Implicit Bias and Cultural Competency

This workshop is about implicit biases and developing cultural competency in our day-to-day lives and legal practices. Given that many us will work either directly with or on behalf of clients from very different backgrounds, it is important for us to be conscious of how we interact with these communities. The first part of this workshop is designed to help attendees identify and understand their own subconscious biases, while the second aims to promote dialogue around how these issues impact the legal system and provide concrete tools for attendees to address their own biases.


•    Jennifer Eberhardt, Associate Professor, Stanford Department of Pyschology
•    Christopher Bridges, Butler Koshland Fellow, Equal Justice Society

Indigenous Perspectives

This workshop will provide an introduction to how we can understand social justice through indigenous movement and perspectives.


•    Daniel Arizmendi, Owner, The Dance Zone Studio; Member, Dancing Earth 2011

Singing My Song: Using Hip Hop as a Tool for Self Expression in the Classroom

How can hip hop be harnessed as a tool in the classroom to promote students interest in American history and literature? How can hip-hop be used as a tool to encourage a students’ development of his or her voice? How is hip hop a tool for our individual expression? Join us as we walk through with members of the Music Mural and Arts Program, and high school participants themselves, as we understand how hip hop can not only be a pedagogical tool for greater understanding of high school curriculum, but also a tool for developing individual self expression and singing one’s own song.

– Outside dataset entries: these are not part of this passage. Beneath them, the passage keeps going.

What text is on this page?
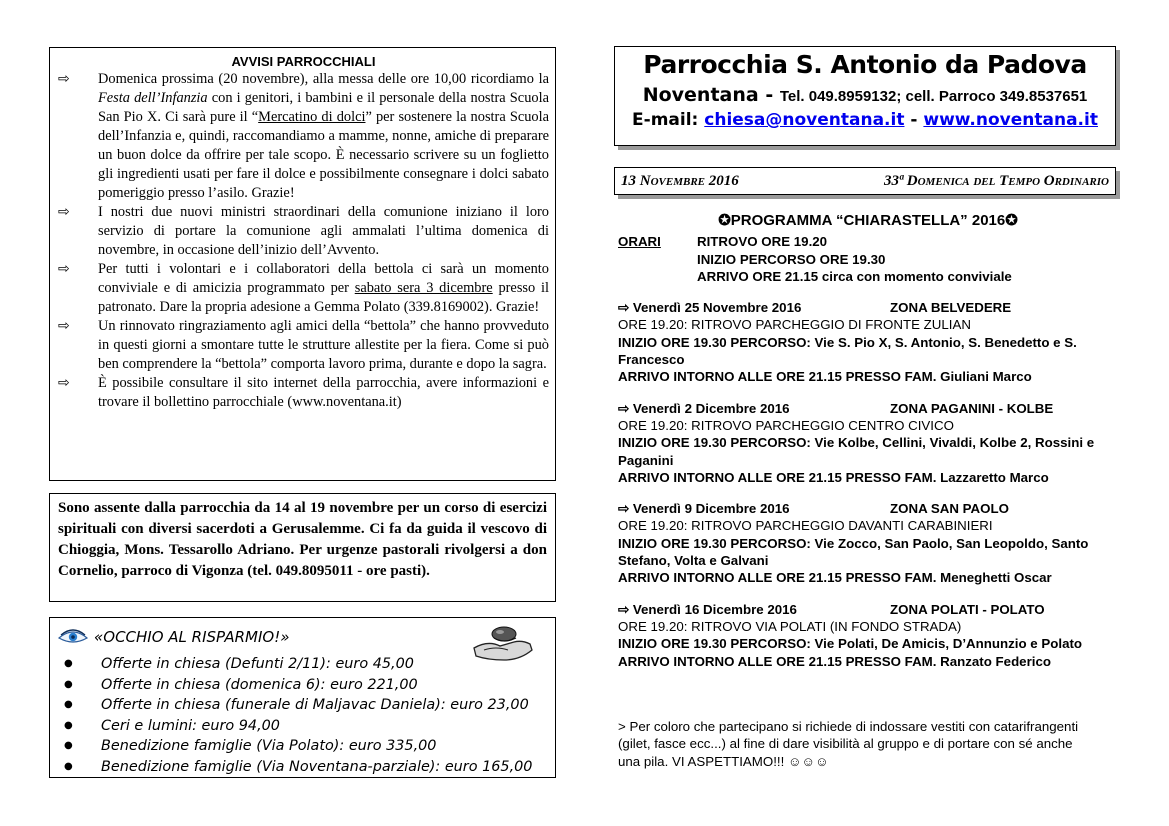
AVVISI PARROCCHIALI
⇨	Domenica prossima (20 novembre), alla messa delle ore 10,00 ricordiamo la Festa dell’Infanzia con i genitori, i bambini e il personale della nostra Scuola San Pio X. Ci sarà pure il “Mercatino di dolci” per sostenere la nostra Scuola dell’Infanzia e, quindi, raccomandiamo a mamme, nonne, amiche di preparare un buon dolce da offrire per tale scopo. È necessario scrivere su un foglietto gli ingredienti usati per fare il dolce e possibilmente consegnare i dolci sabato pomeriggio presso l’asilo. Grazie!
⇨	I nostri due nuovi ministri straordinari della comunione iniziano il loro servizio di portare la comunione agli ammalati l’ultima domenica di novembre, in occasione dell’inizio dell’Avvento.
⇨	Per tutti i volontari e i collaboratori della bettola ci sarà un momento conviviale e di amicizia programmato per sabato sera 3 dicembre presso il patronato. Dare la propria adesione a Gemma Polato (339.8169002). Grazie!
⇨	Un rinnovato ringraziamento agli amici della “bettola” che hanno provveduto in questi giorni a smontare tutte le strutture allestite per la fiera. Come si può ben comprendere la “bettola” comporta lavoro prima, durante e dopo la sagra.
⇨	È possibile consultare il sito internet della parrocchia, avere informazioni e trovare il bollettino parrocchiale (www.noventana.it)
Sono assente dalla parrocchia da 14 al 19 novembre per un corso di esercizi spirituali con diversi sacerdoti a Gerusalemme. Ci fa da guida il vescovo di Chioggia, Mons. Tessarollo Adriano. Per urgenze pastorali rivolgersi a don Cornelio, parroco di Vigonza (tel. 049.8095011 - ore pasti).
«OCCHIO AL RISPARMIO!»
●	Offerte in chiesa (Defunti 2/11): euro 45,00
●	Offerte in chiesa (domenica 6): euro 221,00
●	Offerte in chiesa (funerale di Maljavac Daniela): euro 23,00
●	Ceri e lumini: euro 94,00
●	Benedizione famiglie (Via Polato): euro 335,00
●	Benedizione famiglie (Via Noventana-parziale): euro 165,00
Parrocchia S. Antonio da Padova
Noventana - Tel. 049.8959132; cell. Parroco 349.8537651
E-mail: chiesa@noventana.it - www.noventana.it
13 Novembre 2016	33ª Domenica del Tempo Ordinario
✪PROGRAMMA “CHIARASTELLA” 2016✪
ORARI	RITROVO ORE 19.20
INIZIO PERCORSO ORE 19.30
ARRIVO ORE 21.15 circa con momento conviviale
⇨ Venerdì 25 Novembre 2016	ZONA BELVEDERE
ORE 19.20: RITROVO PARCHEGGIO DI FRONTE ZULIAN
INIZIO ORE 19.30 PERCORSO: Vie S. Pio X, S. Antonio, S. Benedetto e S. Francesco
ARRIVO INTORNO ALLE ORE 21.15 PRESSO FAM. Giuliani Marco
⇨ Venerdì 2 Dicembre 2016	ZONA PAGANINI - KOLBE
ORE 19.20: RITROVO PARCHEGGIO CENTRO CIVICO
INIZIO ORE 19.30 PERCORSO: Vie Kolbe, Cellini, Vivaldi, Kolbe 2, Rossini e Paganini
ARRIVO INTORNO ALLE ORE 21.15 PRESSO FAM. Lazzaretto Marco
⇨ Venerdì 9 Dicembre 2016	ZONA SAN PAOLO
ORE 19.20: RITROVO PARCHEGGIO DAVANTI CARABINIERI
INIZIO ORE 19.30 PERCORSO: Vie Zocco, San Paolo, San Leopoldo, Santo Stefano, Volta e Galvani
ARRIVO INTORNO ALLE ORE 21.15 PRESSO FAM. Meneghetti Oscar
⇨ Venerdì 16 Dicembre 2016	ZONA POLATI - POLATO
ORE 19.20: RITROVO VIA POLATI (IN FONDO STRADA)
INIZIO ORE 19.30 PERCORSO: Vie Polati, De Amicis, D’Annunzio e Polato
ARRIVO INTORNO ALLE ORE 21.15 PRESSO FAM. Ranzato Federico
> Per coloro che partecipano si richiede di indossare vestiti con catarifrangenti (gilet, fasce ecc...) al fine di dare visibilità al gruppo e di portare con sé anche una pila. VI ASPETTIAMO!!! ☺☺☺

•    Sonya Clark-Herrera, Executive Director, Mural Music and Arts Project

You Should Run: Advancing Social Justice by Running for Office and Engaging in Movement Politics

Have you ever thought about running for office? Or managing a political campaign? Or working in government? This workshop will examine movement politics as a way to advance your passion for public interest law and social justice. Plato once pondered what the world would be like if all the poets became politicians. Running for office is a decision that would take you outside the box, literally. We will go over the practical nuts and bolts of being a public interest lawyer who runs for office. We will also explore the larger theoretical questions of the types of social change you could effect through electoral politics and the important niche you could fill in electoral politics as a social justice lawyer in this post Citizens United era.


•    Hon. Jenifer Rajkumar, District Leader, Lower Manhattan; Civil Rights Attorney, Sanford Heisler, LLP.